Com a cabeça cheia de idéias e a mochila pronta Linna desligou os disjuntores de seu apartamento. Verificou bem se todas as torneiras estavam fechadas e partiu para a rodoviária.
Onze e meia o sol escaldava, como alguém saia de casa uma hora daquelas? Inúmeras pessoas caminhavam nas ruas da cidade... Bancos, lojas, escolas. Não estaria na hora de mudar certos hábitos? Seu ônibus partia ao meio dia. Em uma hora estaria na praia. Uma facilidade e tanto... Ela tomou um copo de suco de açaí, comprou o jornal e encontrou um ET.
Verdade!
























Celeste e a vida da Terra


Celeste era um ser bem diferente dos outros, era pequeno, no porte de um filhote de gato, com pêlo curto e olhos brilhantes. Além disso, ele era translúcido, somente algumas pessoas que podia vê-lo.
Hermínio Blanc, um famoso professor de astrologia conversava com Linna Franco, sobre a influência dos astros na vida das pessoas e do planeta. Celeste acompanhava atentamente o desenrolara da conversa. Linna ouvia a ele e ao professor ao mesmo tempo.

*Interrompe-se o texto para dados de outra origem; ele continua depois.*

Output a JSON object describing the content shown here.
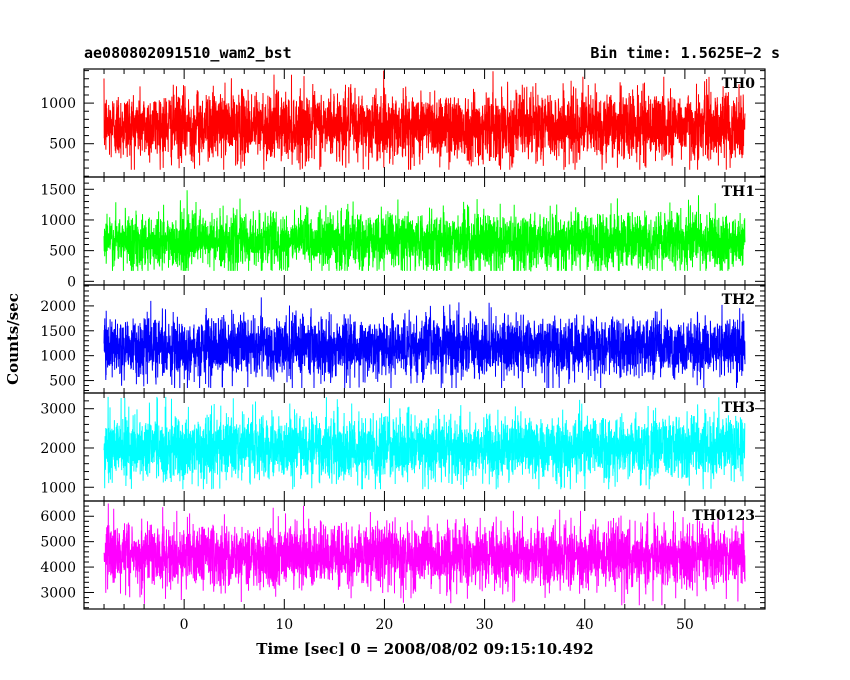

Sua atenção parecia redobrada. Celeste falava da grande união entre todos os seres do Universo. Explicava que a expressão extraterrestre não fazia sentido, pois sendo a Terra parte indissociável do Universo, ser ou não nascido, ou oriundo da Terra era irrelevante. Meio retrógrado, meio geocentrismo, homocentrismo, ou egoísmo mesmo. O professor falava algo muito semelhante, queria que Linna ampliasse seus horizontes.

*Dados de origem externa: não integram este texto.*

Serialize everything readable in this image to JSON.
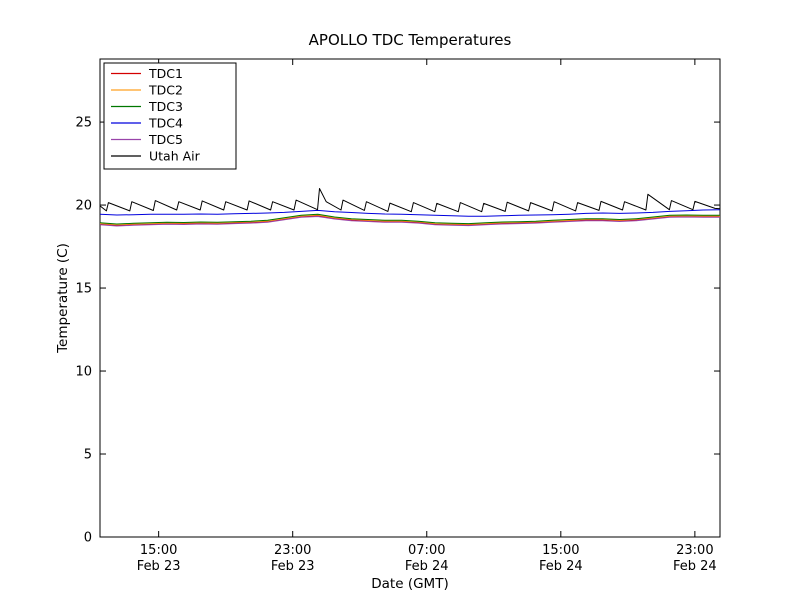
{
  "page": {
    "background": "#ffffff"
  },
  "chart_data": {
    "type": "line",
    "title": "APOLLO TDC Temperatures",
    "xlabel": "Date (GMT)",
    "ylabel": "Temperature (C)",
    "x_unit": "hours since Feb 23 00:00 GMT",
    "xlim": [
      11.5,
      48.5
    ],
    "ylim": [
      0,
      28.8
    ],
    "grid": false,
    "legend_position": "upper left",
    "yticks": [
      0,
      5,
      10,
      15,
      20,
      25
    ],
    "xticks": [
      {
        "pos": 15,
        "time": "15:00",
        "date": "Feb 23"
      },
      {
        "pos": 23,
        "time": "23:00",
        "date": "Feb 23"
      },
      {
        "pos": 31,
        "time": "07:00",
        "date": "Feb 24"
      },
      {
        "pos": 39,
        "time": "15:00",
        "date": "Feb 24"
      },
      {
        "pos": 47,
        "time": "23:00",
        "date": "Feb 24"
      }
    ],
    "tdc_x": [
      11.5,
      12.5,
      13.5,
      14.5,
      15.5,
      16.5,
      17.5,
      18.5,
      19.5,
      20.5,
      21.5,
      22.5,
      23.5,
      24.5,
      25.5,
      26.5,
      27.5,
      28.5,
      29.5,
      30.5,
      31.5,
      32.5,
      33.5,
      34.5,
      35.5,
      36.5,
      37.5,
      38.5,
      39.5,
      40.5,
      41.5,
      42.5,
      43.5,
      44.5,
      45.5,
      46.5,
      47.5,
      48.5
    ],
    "series": [
      {
        "name": "TDC1",
        "color": "#d40000",
        "values": [
          18.85,
          18.78,
          18.82,
          18.85,
          18.88,
          18.87,
          18.9,
          18.88,
          18.92,
          18.95,
          19.0,
          19.15,
          19.3,
          19.35,
          19.2,
          19.1,
          19.05,
          19.0,
          19.0,
          18.95,
          18.85,
          18.82,
          18.8,
          18.85,
          18.9,
          18.92,
          18.95,
          19.0,
          19.05,
          19.1,
          19.1,
          19.05,
          19.1,
          19.2,
          19.3,
          19.32,
          19.3,
          19.3
        ]
      },
      {
        "name": "TDC2",
        "color": "#ffa020",
        "values": [
          18.89,
          18.82,
          18.86,
          18.89,
          18.92,
          18.91,
          18.94,
          18.92,
          18.96,
          18.99,
          19.04,
          19.19,
          19.34,
          19.4,
          19.24,
          19.14,
          19.09,
          19.04,
          19.04,
          18.99,
          18.89,
          18.86,
          18.84,
          18.89,
          18.94,
          18.96,
          18.99,
          19.04,
          19.09,
          19.14,
          19.14,
          19.09,
          19.14,
          19.24,
          19.34,
          19.36,
          19.34,
          19.34
        ]
      },
      {
        "name": "TDC3",
        "color": "#007700",
        "values": [
          18.93,
          18.86,
          18.9,
          18.93,
          18.96,
          18.95,
          18.98,
          18.96,
          19.0,
          19.03,
          19.08,
          19.23,
          19.38,
          19.44,
          19.28,
          19.18,
          19.13,
          19.08,
          19.08,
          19.03,
          18.93,
          18.9,
          18.88,
          18.93,
          18.98,
          19.0,
          19.03,
          19.08,
          19.13,
          19.18,
          19.18,
          19.13,
          19.18,
          19.28,
          19.38,
          19.4,
          19.38,
          19.38
        ]
      },
      {
        "name": "TDC4",
        "color": "#0000dd",
        "values": [
          19.45,
          19.4,
          19.42,
          19.44,
          19.45,
          19.45,
          19.46,
          19.45,
          19.48,
          19.5,
          19.52,
          19.56,
          19.62,
          19.68,
          19.6,
          19.55,
          19.5,
          19.46,
          19.45,
          19.42,
          19.38,
          19.35,
          19.33,
          19.32,
          19.35,
          19.38,
          19.4,
          19.42,
          19.45,
          19.5,
          19.52,
          19.5,
          19.52,
          19.56,
          19.62,
          19.66,
          19.7,
          19.72
        ]
      },
      {
        "name": "TDC5",
        "color": "#9944aa",
        "values": [
          18.81,
          18.74,
          18.78,
          18.81,
          18.84,
          18.83,
          18.86,
          18.84,
          18.88,
          18.91,
          18.96,
          19.11,
          19.26,
          19.31,
          19.16,
          19.06,
          19.01,
          18.96,
          18.96,
          18.91,
          18.81,
          18.78,
          18.76,
          18.81,
          18.86,
          18.88,
          18.91,
          18.96,
          19.01,
          19.06,
          19.06,
          19.01,
          19.06,
          19.16,
          19.26,
          19.28,
          19.26,
          19.26
        ]
      },
      {
        "name": "Utah Air",
        "color": "#000000",
        "points": [
          [
            11.5,
            19.95
          ],
          [
            11.88,
            19.65
          ],
          [
            12.0,
            20.15
          ],
          [
            13.28,
            19.65
          ],
          [
            13.4,
            20.2
          ],
          [
            14.68,
            19.67
          ],
          [
            14.8,
            20.27
          ],
          [
            16.08,
            19.7
          ],
          [
            16.2,
            20.2
          ],
          [
            17.48,
            19.7
          ],
          [
            17.6,
            20.25
          ],
          [
            18.88,
            19.7
          ],
          [
            19.0,
            20.2
          ],
          [
            20.28,
            19.7
          ],
          [
            20.4,
            20.25
          ],
          [
            21.68,
            19.7
          ],
          [
            21.8,
            20.2
          ],
          [
            23.08,
            19.7
          ],
          [
            23.2,
            20.3
          ],
          [
            24.48,
            19.72
          ],
          [
            24.6,
            21.0
          ],
          [
            25.0,
            20.2
          ],
          [
            25.88,
            19.7
          ],
          [
            26.0,
            20.3
          ],
          [
            27.28,
            19.68
          ],
          [
            27.4,
            20.2
          ],
          [
            28.68,
            19.62
          ],
          [
            28.8,
            20.12
          ],
          [
            30.08,
            19.6
          ],
          [
            30.2,
            20.15
          ],
          [
            31.48,
            19.6
          ],
          [
            31.6,
            20.1
          ],
          [
            32.88,
            19.6
          ],
          [
            33.0,
            20.15
          ],
          [
            34.28,
            19.6
          ],
          [
            34.4,
            20.1
          ],
          [
            35.68,
            19.62
          ],
          [
            35.8,
            20.17
          ],
          [
            37.08,
            19.65
          ],
          [
            37.2,
            20.15
          ],
          [
            38.48,
            19.65
          ],
          [
            38.6,
            20.2
          ],
          [
            39.88,
            19.65
          ],
          [
            40.0,
            20.15
          ],
          [
            41.28,
            19.68
          ],
          [
            41.4,
            20.22
          ],
          [
            42.68,
            19.7
          ],
          [
            42.8,
            20.2
          ],
          [
            44.08,
            19.7
          ],
          [
            44.2,
            20.65
          ],
          [
            45.48,
            19.72
          ],
          [
            45.6,
            20.27
          ],
          [
            46.88,
            19.72
          ],
          [
            47.0,
            20.22
          ],
          [
            48.2,
            19.8
          ],
          [
            48.5,
            19.78
          ]
        ]
      }
    ]
  }
}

A garota estava perplexa, enquanto os dois falavam as formas do universo dançavam soltas no espaço. Numa sobreposição de imagens ela percebeu que havia uma ligação entre Celeste e Hermínio Blanc. Eles habitavam o mesmo espaço ao mesmo tempo e falavam sobre as mesmas coisas, só que em linguagens diferentes. Como se fossem um.
Estavam passando pela lagoa quando Celeste disse: - Se você fosse escrever a biografia do Planeta Terra, como seria?

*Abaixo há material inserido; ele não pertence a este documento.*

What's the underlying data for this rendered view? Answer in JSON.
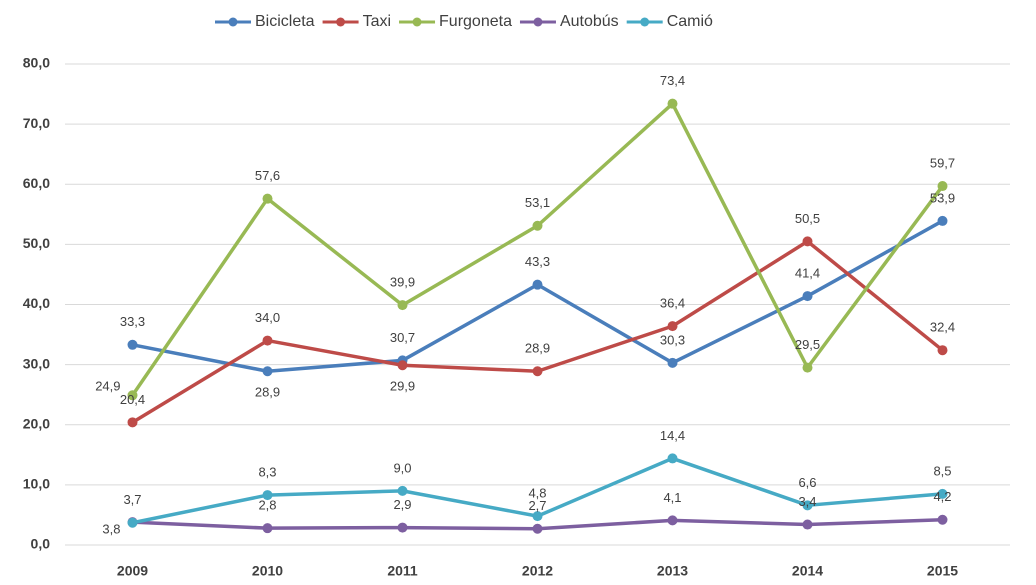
{
  "chart_data": {
    "type": "line",
    "categories": [
      "2009",
      "2010",
      "2011",
      "2012",
      "2013",
      "2014",
      "2015"
    ],
    "series": [
      {
        "name": "Bicicleta",
        "color": "#4a7ebb",
        "values": [
          33.3,
          28.9,
          30.7,
          43.3,
          30.3,
          41.4,
          53.9
        ],
        "value_labels": [
          "33,3",
          "28,9",
          "30,7",
          "43,3",
          "30,3",
          "41,4",
          "53,9"
        ]
      },
      {
        "name": "Taxi",
        "color": "#be4b48",
        "values": [
          20.4,
          34.0,
          29.9,
          28.9,
          36.4,
          50.5,
          32.4
        ],
        "value_labels": [
          "20,4",
          "34,0",
          "29,9",
          "28,9",
          "36,4",
          "50,5",
          "32,4"
        ]
      },
      {
        "name": "Furgoneta",
        "color": "#98b954",
        "values": [
          24.9,
          57.6,
          39.9,
          53.1,
          73.4,
          29.5,
          59.7
        ],
        "value_labels": [
          "24,9",
          "57,6",
          "39,9",
          "53,1",
          "73,4",
          "29,5",
          "59,7"
        ]
      },
      {
        "name": "Autobús",
        "color": "#7d5fa0",
        "values": [
          3.8,
          2.8,
          2.9,
          2.7,
          4.1,
          3.4,
          4.2
        ],
        "value_labels": [
          "3,8",
          "2,8",
          "2,9",
          "2,7",
          "4,1",
          "3,4",
          "4,2"
        ]
      },
      {
        "name": "Camió",
        "color": "#46aac5",
        "values": [
          3.7,
          8.3,
          9.0,
          4.8,
          14.4,
          6.6,
          8.5
        ],
        "value_labels": [
          "3,7",
          "8,3",
          "9,0",
          "4,8",
          "14,4",
          "6,6",
          "8,5"
        ]
      }
    ],
    "ylim": [
      0,
      80
    ],
    "yticks": [
      {
        "value": 0,
        "label": "0,0"
      },
      {
        "value": 10,
        "label": "10,0"
      },
      {
        "value": 20,
        "label": "20,0"
      },
      {
        "value": 30,
        "label": "30,0"
      },
      {
        "value": 40,
        "label": "40,0"
      },
      {
        "value": 50,
        "label": "50,0"
      },
      {
        "value": 60,
        "label": "60,0"
      },
      {
        "value": 70,
        "label": "70,0"
      },
      {
        "value": 80,
        "label": "80,0"
      }
    ],
    "grid": true,
    "legend": "top"
  }
}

Linna ficou surpresa com a pergunta. Nunca tinha pensado numa biografia da Terra. Ela não tinha conhecimentos suficientes para isso. Ainda não tinha maturidade cognitiva para ver verdadeiramente a Terra como um ser vivo e interligado ao Universo. Uma parte dessa coisa complexa chamada vida. Por mais que interagisse com esses conceitos sempre esbarrava numa visão limitada. A Terra existe para que nós seres humanos a dominemos. Que horror! Ficou decepcionada com esse pensamento. Só que sentiu uma coisa diferente. Seu pensamento foi invadido. Quantas maldades você pensou hoje? Quantas vezes durante o dia você se pegou pensando em coisas com as quais não concorda, ou nunca faria? O pensamento é uma porta para outros mundos.
Se nós estamos aqui é por que devemos estar. Uma biografia da humanidade seria bem mais fácil. O homem registra através da escrita, das artes, dos objetos a própria trajetória. Nossos erros e acertos e o como nos percebemos no mundo em diferentes períodos são dados que podem ser pesquisados, de um tempo para cá.
Com relação a vida da Terra sabemos pouco, baseado mais em suposições do que qualquer outra coisa. Lendas, teorias e dados científicos revelam pouca coisa.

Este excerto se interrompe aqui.